Automatic Triennial Updating.

The Proposed Rule contemplated updating the salary thresholds annually using either a wage index (i.e., a fixed-percentile approach using Current Population Survey data) or a price index (i.e., the CPI).  As noted above, the Final Rule has adopted the fixed-percentile approach, with updates to occur every three years rather than annually. Employers that submitted comments said they “strongly opposed” using a fixed-percentile method, arguing that it would result in the “ratcheting” of salaries – that is, with each successive salary update, employers would be expected to convert lower-earning exempt employees to hourly status; those employees would be removed from the CPS data; and the salary threshold would thus rapidly accelerate with each increase. The DOL largely discounted these concerns, finding a lack of historical evidence of “ratcheting” in analyzing data from the last salary increase in 2004. Nonetheless, the DOL did respond to employer comments that an annual update would be unduly volatile and would not provide sufficient notice, and instead adopted triennial updating.

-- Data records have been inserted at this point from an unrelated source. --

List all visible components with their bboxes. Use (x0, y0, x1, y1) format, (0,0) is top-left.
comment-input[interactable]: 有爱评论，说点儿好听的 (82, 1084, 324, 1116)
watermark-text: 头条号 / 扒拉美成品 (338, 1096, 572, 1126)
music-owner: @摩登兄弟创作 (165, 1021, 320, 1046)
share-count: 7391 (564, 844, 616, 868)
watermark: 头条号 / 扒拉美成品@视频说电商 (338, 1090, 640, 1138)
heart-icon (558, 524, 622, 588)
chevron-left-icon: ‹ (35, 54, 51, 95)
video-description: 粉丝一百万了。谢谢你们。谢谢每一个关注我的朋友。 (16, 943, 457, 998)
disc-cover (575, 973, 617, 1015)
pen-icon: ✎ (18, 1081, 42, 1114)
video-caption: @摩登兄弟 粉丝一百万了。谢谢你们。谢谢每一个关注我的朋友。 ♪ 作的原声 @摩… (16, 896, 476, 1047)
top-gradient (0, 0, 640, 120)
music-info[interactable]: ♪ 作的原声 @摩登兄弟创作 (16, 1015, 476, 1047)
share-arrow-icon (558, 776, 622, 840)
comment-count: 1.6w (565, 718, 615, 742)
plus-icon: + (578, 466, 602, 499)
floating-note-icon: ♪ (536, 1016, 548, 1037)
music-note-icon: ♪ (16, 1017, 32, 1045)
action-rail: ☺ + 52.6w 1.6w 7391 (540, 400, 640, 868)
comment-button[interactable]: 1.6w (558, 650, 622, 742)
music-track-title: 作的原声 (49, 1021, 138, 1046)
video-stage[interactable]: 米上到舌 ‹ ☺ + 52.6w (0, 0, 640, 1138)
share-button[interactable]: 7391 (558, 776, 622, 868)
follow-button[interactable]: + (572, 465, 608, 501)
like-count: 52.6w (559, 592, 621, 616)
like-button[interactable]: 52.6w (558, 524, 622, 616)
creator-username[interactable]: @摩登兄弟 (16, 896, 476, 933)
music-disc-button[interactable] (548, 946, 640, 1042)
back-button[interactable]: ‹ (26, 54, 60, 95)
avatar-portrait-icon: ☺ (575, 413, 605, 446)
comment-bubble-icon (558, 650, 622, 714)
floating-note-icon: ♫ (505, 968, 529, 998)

Inclusion of Nondiscretionary Bonuses, Incentive Payments, and Commissions in the Salary Level Requirement.

Employers now will be allowed to use nondiscretionary bonuses and incentive pay to satisfy up to 10 percent of the DOL’s new salary standard, provided such bonuses/incentives are paid on at least a quarterly basis. Employers also will be able to “catch-up” by quarterly bonus and incentive payments the salary of any exempt employee that falls short of the minimum salary requirement by an amount of up to 10 percent.

Duties Tests.

Surprisingly, the DOL’s Final Rule makes no substantive changes to the standard duties tests required for the executive, administrative and professional exemptions. Although the DOL sought public comments on this issue, the DOL ultimately declined to adopt any changes to the standard duties tests.

Over the next six months, covered employers will need to review exempt positions to ensure compliance with DOL’s new standards. A few suggestions include:

Review Salary Minimums.

Employers may choose to increase the salaries of employees who fall below the DOL’s new $917 weekly minimum, or reclassify employees as nonexempt and take steps to ensure employees are paid a minimum wage and overtime premium in accordance with FLSA standards.

Review Employer Criteria for Establishing Exemption Status.

Employers can expect DOL enforcement initiatives in 2017 (and beyond) to focus on exemption status. Employers are well advised to use the DOL’s Final Rule as an opportunity to review the exemption classifications of all exempt positions to ensure compliance with FLSA standards.

Provide Education and Training to Key Employees.

Employers should consider investing in education and training of front-line managers and human resources representatives tasked with implementing new exemption standards. Employers also should consider development of a communication strategy and action plan for reclassification of affected employees.